Pour les natures mortes, là-aussi Cezanne revisite les agencements d’objets et de fruits de Munari ou encore de Vanité avec crâne et partition (1640) de Rosa pour sa Nature morte avec crâne et chandelier (1900-1904).
Si les maîtres italiens ont inspiré Cezanne, celui-ci, à son tour, a inspiré la génération qui lui a succédé. On connaît tous son apport au cubisme avec ses constructions géométriques typiques de sa dernière période. Par contre, c’est une découverte de constater ce que lui doivent les peintres italiens du Novecento, du nom d’une exposition de 1923 à Milan. C’est l’objet des deux dernières sections.
Dans la première, nous avons des natures mortes de Giorgio Morandi ou des paysages d’Ardego Soffici, Ottone Rosai ou Carlo Carrà construits comme ceux de Cezanne. Il en est de même avec des portraits de Mario Sironi ou d’Umberto Boccioni. La filiation est absolument frappante.
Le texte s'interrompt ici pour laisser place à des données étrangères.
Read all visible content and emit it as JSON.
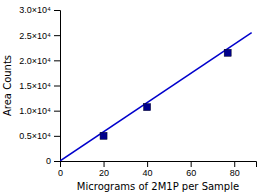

Elle l’est encore plus dans la dernière section quand on compare les Cinq baigneurs (1900-1904) de Cezanne, un sujet qui lui était aussi cher que ses représentations étaient controversées par ses contemporains, avec Baigneurs (1915) de Morandi ou Baigneuses de dos (vers 1955) de Fausto Pirandello.
On l’aura compris, avec cette soixantaine de tableaux prêtés par plus de 40 collectionneurs privés et musées du monde entier, en peinture « rien ne se perd, rien ne se crée, tout se transforme ». Une très belle exposition, instructive, bénéficiant d’une scénographie absolument remarquable. R.P. Musée Marmottan Monet 16e. Jusqu’au 5 juillet 2020. Lien : www.marmottan.com.